A2 Daily A Level Physics question
In a required practical, a student measures the terminal potential difference V of a cell for different currents I by varying the external load. A straight-line fit of V against I gives a slope of −0.40 V A⁻¹ and a V-intercept of 1.50 V. The cell is then connected to a single 2.0 Ω resistor.

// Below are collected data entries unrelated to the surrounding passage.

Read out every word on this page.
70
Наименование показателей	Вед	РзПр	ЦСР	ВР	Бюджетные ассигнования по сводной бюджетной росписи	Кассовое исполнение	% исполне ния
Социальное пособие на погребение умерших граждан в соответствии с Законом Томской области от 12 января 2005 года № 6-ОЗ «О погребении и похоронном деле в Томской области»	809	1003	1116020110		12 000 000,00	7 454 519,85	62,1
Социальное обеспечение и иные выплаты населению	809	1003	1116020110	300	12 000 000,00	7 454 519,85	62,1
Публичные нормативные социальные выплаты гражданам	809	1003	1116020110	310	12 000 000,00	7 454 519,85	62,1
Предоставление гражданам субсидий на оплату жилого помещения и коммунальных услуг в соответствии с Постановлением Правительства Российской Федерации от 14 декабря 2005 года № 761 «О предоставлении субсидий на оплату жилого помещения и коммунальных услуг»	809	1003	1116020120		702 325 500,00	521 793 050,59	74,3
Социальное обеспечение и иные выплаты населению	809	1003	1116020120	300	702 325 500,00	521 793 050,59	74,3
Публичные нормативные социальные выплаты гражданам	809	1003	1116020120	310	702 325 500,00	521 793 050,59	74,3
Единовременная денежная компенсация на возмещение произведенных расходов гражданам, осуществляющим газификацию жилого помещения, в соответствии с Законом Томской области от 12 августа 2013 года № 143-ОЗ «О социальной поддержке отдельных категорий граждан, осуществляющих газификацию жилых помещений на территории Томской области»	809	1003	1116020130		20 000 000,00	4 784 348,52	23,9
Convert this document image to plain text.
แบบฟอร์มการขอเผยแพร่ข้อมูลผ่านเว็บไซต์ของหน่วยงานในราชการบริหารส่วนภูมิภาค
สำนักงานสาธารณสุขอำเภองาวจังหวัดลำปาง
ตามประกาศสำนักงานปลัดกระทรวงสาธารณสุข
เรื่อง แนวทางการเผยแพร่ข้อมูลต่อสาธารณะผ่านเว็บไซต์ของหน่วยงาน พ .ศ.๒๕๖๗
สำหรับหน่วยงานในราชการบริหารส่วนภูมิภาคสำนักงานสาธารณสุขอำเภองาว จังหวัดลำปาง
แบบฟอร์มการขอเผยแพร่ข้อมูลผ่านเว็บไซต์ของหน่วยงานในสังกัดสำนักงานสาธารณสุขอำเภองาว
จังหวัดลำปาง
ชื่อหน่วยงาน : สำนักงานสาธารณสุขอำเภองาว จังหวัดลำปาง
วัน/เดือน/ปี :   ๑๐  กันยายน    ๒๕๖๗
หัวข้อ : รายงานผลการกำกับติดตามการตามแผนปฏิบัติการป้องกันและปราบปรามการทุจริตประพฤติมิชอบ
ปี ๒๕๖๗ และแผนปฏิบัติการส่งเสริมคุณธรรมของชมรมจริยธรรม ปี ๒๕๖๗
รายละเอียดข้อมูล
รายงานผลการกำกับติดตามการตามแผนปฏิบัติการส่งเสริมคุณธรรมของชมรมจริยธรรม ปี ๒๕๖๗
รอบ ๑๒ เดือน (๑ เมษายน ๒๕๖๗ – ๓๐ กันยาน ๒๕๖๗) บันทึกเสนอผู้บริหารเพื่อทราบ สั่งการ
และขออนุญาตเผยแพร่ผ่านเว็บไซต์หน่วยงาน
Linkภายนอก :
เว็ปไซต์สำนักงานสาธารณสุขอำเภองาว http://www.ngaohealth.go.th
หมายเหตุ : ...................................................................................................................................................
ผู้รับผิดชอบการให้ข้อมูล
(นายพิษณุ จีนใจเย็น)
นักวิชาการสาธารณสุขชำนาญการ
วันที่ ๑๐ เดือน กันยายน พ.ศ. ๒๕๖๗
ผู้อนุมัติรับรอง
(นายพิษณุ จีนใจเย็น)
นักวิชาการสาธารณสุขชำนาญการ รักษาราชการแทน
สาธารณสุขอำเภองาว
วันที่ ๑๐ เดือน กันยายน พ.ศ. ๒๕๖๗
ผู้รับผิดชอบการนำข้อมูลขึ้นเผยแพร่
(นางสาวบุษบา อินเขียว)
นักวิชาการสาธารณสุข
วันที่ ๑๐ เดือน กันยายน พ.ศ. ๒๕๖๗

Which is closest to the percentage of the cell’s total power that is dissipated inside the cell?
Answer
The correct answer is C.
Correct: C — 17%. The slope magnitude gives the internal resistance r = 0.40 Ω and the intercept gives the open-circuit voltage 1.50 V; with a 2.0 Ω load, the fraction of the cell’s power dissipated internally is r/(R + r) = 0.40/(2.0 + 0.40) ≈ 0.17 ≈ 17%. A 20% results from taking r/R = 0.40/2.0 and ignoring that the total circuit resistance is R + r (or equivalently using I ≈ intercept/R and neglecting r when finding the power split). B 56% comes from incorrectly inverting the gradient to get r = 1/0.40 = 2.5 Ω, but the gradient already has units of ohms so r = 0.40 Ω, not 2.5 Ω. C is correct as shown. D 43% comes from misreading the intercept (1.50 V) as a resistance in ohms; the intercept is the open-circuit voltage, not the internal resistance.